Journey Continued
- Author: Alan Paton
- Genre: Autobiography
- Publication date: 1988
- ISBN: 978-0-19-219237-0

= Journey Continued =

Autobiography by Alan Paton

Journey Continued: An Autobiography is the second part of South African writer Alan Paton's autobiography. The first book was Towards the Mountain. In his Journey, he wrote about his life after the publication of his debut novel, Cry the Beloved Country (1948), which was so influential.

Paton had completed the writing and correction of this book, but he died in 1988, before it was published later that year.

==Topics==

The book addresses a wide variety of topics, personal, professional, philosophical, and political. For example, it discusses the way in which Paton's Cry, The Beloved Country was adapted for Broadway theatre. It also discusses the Christian basis for Paton's activism.

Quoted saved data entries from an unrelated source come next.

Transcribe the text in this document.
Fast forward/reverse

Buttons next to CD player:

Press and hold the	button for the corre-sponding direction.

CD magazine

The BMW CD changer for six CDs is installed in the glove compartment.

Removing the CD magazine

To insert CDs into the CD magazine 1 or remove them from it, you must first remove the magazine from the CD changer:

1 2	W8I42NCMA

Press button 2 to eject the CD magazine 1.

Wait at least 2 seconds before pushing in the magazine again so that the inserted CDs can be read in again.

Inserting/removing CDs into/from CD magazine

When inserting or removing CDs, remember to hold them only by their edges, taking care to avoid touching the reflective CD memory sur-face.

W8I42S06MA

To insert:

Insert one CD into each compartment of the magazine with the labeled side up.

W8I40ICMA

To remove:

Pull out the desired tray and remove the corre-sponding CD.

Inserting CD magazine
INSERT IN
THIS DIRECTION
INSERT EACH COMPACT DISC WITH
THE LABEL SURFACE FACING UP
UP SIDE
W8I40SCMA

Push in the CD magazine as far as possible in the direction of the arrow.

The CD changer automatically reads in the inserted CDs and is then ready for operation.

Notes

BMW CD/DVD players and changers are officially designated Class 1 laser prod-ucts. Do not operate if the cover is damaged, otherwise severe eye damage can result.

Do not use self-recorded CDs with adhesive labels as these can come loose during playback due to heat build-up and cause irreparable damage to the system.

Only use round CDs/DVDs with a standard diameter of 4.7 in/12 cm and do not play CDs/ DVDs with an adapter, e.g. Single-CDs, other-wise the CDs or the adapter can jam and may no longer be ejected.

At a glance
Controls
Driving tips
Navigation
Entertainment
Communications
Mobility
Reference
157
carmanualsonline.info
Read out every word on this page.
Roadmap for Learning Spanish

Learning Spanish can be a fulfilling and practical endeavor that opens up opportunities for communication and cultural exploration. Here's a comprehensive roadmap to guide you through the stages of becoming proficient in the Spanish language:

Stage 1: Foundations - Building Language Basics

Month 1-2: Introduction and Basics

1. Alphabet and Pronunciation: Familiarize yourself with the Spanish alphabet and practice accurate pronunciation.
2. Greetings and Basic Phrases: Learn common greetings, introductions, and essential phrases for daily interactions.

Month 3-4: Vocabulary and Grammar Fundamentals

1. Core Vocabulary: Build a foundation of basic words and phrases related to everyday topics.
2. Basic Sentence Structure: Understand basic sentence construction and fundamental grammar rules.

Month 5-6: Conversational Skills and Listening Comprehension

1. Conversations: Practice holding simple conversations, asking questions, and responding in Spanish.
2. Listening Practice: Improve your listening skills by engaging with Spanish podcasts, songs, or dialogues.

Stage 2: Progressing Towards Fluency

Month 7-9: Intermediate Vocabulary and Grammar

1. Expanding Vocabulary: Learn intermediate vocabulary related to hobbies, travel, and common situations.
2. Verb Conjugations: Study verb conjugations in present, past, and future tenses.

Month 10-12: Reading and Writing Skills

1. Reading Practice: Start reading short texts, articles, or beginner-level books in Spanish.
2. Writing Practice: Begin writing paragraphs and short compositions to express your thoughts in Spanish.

Journey Continued outlines Paton's long and deep involvement with the Liberal Party of South Africa. He explores his views on liberalism and its distinction from other political philosophies.

==Quotations==

"Between communists and liberals ... there is a fundamental incompatibility. ... A liberal cannot accept that the use of any means is justifiable if the end is good; a communist can. A liberal shrinks from the idea of a centrally controlled society, and a centrally controlled economy; a communist does not. The liberal belief in the separation of powers is not acceptable to communists. A liberal believes that a centrally controlled economy kills private initiative and drive, and leads to a drab and dreary existence. A liberal believes in the rule of law, the communist believes in the rule of the party."